Alvaro Herrera <alvhe...@2ndquadrant.com> writes:
> Tom Lane wrote:
>> Alvaro Herrera <alvhe...@2ndquadrant.com> writes:
>>> I believe it's possible to mechanically rebase a patch over an indent
>>> run of the underlying branch with half a dozen commands or less.  +1 for
>>> reindenting all branches before each minor release, FWIW.

>> Yeah?  Can you show an example?

> I *think* this should work:

> git checkout C
> pgindent tree
> git commit    # yields I'
> git diff I I' > C'
> git checkout I
> git apply C'

> I spent a few minutes looking for a nontrivial patch to test this on,
> couldn't find one; but the key is that you must be able to run pgindent
> on your own using the same rules that Bruce's run would.

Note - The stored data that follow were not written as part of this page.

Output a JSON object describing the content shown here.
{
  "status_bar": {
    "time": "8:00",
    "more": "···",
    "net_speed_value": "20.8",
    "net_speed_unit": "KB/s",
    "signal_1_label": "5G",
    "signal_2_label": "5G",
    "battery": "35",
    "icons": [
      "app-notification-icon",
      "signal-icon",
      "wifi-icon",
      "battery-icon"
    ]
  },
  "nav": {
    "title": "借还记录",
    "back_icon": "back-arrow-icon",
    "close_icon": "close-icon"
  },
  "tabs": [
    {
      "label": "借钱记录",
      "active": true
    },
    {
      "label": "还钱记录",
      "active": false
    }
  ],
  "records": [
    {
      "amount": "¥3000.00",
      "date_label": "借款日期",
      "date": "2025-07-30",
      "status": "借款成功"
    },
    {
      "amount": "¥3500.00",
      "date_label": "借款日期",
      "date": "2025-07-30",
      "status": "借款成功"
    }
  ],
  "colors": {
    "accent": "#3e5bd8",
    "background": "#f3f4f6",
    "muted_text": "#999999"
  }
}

OK.  So agreed, the blocking issue here is whether pgindent is
conveniently available to every patch submitter.  Right now, it would
certainly be charitable to describe installing it as a PITA.  I think
what we'd need to do is (1) include fully patched sources in our git
tree, and (2) build them by default (but not install them, probably)
so that we can flush out any portability issues.

I think it's too late to consider doing that for 9.5, but maybe we
could do it after the branch.

Another issue is whether there's a copyright problem if we include
modified BSD indent sources in our tree.  I wouldn't think so but
we better check exactly how it's licensed.

We'd also want a more mechanical way of obtaining the right typedef list
to use.  Although it probably couldn't be totally mechanized, because if
your patch adds new typedefs you'd want to manually add those names to
the list being used.  Maybe there should be an optional local typedef
list separate from the automatically generated file.  I guess in the
scenario you're describing, the most helpful thing would be if the
pgindent commit put the typedef list it had used into the tree, and then
we just use that (plus manual additions) when generating the I' commit.